Thank you! I will try that out. Do you or anyone know some good parameter values to use for MTF, GAF, or Recurrenceplots (for classification or regression) that worked for them at least? (e.g. GAF image size, recurrence plot dimension ,time delay, threshold, MTF image size, n_bins, etc…?) I ran it with the default values for GAF (summation) and the results are seemingly worse for time series forecasting. However, I am not sure if I am using it correctly (I am using Tensorflow for CNN using core API and I have [batch_size, sequence length, channels] for my tensors and am not sure if I am supposed to use the image transformations along batch size and sequence length or sequence length and channels).

@MicPie,

thank you for sharing your thoughts and all the insightful links. Meanwhile, I came to realize that all the correlation tests are actually pretty meaningless in practice. In my last experiment, I simply used Bayesian optimization and it just worked out of the box and delivered results far superior to anything I have done myself.
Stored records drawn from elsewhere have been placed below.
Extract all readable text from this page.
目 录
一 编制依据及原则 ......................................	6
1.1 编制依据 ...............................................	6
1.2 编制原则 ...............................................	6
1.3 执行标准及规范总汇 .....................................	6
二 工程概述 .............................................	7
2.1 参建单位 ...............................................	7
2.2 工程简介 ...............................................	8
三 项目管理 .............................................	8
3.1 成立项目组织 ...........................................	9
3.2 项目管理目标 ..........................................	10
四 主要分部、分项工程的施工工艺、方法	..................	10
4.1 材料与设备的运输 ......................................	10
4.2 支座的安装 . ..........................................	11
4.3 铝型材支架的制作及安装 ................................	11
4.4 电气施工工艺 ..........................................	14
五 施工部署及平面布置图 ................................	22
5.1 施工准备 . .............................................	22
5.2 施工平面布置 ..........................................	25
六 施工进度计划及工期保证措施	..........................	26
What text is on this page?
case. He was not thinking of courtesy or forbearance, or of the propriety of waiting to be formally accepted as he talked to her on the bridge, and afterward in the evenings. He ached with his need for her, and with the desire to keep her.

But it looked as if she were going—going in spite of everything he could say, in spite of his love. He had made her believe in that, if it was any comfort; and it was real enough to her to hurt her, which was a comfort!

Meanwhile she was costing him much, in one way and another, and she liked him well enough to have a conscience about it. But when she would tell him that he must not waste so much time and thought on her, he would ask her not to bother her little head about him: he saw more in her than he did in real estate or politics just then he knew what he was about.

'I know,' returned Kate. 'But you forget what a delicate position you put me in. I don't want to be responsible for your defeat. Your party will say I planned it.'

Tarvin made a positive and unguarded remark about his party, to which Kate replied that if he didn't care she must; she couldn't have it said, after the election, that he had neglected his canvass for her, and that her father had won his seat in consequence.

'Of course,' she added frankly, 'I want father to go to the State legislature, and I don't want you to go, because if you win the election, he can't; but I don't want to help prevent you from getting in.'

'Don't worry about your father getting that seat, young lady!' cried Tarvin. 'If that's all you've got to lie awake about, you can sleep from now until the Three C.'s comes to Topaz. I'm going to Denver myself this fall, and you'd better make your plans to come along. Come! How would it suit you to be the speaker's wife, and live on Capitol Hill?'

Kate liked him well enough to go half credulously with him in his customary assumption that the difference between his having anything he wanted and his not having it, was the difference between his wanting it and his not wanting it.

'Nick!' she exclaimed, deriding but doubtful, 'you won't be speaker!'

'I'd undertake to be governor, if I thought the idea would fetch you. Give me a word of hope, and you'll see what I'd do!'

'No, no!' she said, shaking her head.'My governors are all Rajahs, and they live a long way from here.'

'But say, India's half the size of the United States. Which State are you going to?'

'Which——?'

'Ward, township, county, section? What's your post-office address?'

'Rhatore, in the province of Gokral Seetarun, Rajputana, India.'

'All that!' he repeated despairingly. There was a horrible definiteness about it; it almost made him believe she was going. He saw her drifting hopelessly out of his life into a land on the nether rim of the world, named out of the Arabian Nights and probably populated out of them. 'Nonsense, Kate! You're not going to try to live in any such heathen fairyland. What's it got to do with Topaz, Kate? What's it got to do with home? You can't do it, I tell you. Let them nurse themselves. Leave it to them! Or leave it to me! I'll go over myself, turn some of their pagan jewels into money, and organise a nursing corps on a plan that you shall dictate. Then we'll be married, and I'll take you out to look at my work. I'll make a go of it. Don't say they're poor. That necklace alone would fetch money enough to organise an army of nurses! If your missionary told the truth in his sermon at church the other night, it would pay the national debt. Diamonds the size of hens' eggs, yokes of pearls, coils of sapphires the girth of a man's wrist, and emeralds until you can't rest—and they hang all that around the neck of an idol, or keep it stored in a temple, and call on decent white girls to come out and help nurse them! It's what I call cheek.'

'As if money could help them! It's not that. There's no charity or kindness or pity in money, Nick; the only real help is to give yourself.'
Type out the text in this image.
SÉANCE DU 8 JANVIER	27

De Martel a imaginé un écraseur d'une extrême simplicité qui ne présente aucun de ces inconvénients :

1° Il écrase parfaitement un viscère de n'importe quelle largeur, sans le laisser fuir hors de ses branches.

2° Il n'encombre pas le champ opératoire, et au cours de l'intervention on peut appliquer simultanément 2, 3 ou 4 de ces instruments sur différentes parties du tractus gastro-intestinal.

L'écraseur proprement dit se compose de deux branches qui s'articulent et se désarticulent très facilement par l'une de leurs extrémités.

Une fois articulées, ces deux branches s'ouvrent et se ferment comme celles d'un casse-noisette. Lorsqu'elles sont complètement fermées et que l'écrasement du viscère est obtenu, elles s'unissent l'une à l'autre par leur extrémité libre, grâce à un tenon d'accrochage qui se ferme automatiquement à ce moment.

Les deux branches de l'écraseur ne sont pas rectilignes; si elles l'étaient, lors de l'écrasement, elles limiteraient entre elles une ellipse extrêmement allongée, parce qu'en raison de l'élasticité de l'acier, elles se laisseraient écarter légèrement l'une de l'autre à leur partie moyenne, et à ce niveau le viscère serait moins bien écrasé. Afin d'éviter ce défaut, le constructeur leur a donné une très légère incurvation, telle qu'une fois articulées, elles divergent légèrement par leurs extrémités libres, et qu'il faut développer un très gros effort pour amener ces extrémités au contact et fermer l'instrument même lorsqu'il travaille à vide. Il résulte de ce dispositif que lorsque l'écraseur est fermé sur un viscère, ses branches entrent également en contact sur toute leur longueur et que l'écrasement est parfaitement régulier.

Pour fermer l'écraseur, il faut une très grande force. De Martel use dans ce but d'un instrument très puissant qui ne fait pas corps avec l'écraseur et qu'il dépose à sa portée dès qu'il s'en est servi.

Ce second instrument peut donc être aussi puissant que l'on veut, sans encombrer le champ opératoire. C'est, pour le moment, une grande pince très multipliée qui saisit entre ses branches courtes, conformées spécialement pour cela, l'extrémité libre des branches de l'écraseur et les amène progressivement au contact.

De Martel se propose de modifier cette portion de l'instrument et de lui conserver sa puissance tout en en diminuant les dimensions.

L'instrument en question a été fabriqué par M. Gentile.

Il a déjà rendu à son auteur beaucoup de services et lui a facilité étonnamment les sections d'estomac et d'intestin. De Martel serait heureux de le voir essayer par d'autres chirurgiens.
In a nutshell, building any deep learning model consists of three optimization problems:

  1. Find best features
  2. Find best model
  3. Find best model hyperparameter.

For (1), you can use either try & error, leverage domain knowledge or simply use genetic algorithms. The later deliver the same result as brute force search but at about 10X faster speed.

For (2), you can use any existing model, if good enough, build your own, or use deep neuronal evolution to find your best model. The latter is computational expensive.

For (3), your lucky, because that’s the easiest part because there are plenty of tools at your disposal. For starters, use known best practices as fast.ai is doing it all the time. Then, there is bayesian optimization, which is arguably a bit shaky when used standalone. Some folks question whether it is any better than open search, and indeed, the evidence seems inconclusive. However, when combined with evolutionary search strategies, it delivers superb results although in a non-deterministic way. In practice, I got the optimal result within the three runs or so, that’s actually a non-issue.

Also, there are model-agnostic tools to tune hyper parameter, although I have not explored them yet.

I think Jeremy recently made a point about not teaching Reinforcement Learning because it is in fact no better than any good search algorithm. A valid point he made, and I discovered recently that any crappy model optimized with a genetic algorithm easily outperforms the most sophisticated RL system by a wide margin. Conversely, those RL agents that actually do well in practice usually leverage a lot of optimization, either by using plain brute-force search or a genetic algorithm.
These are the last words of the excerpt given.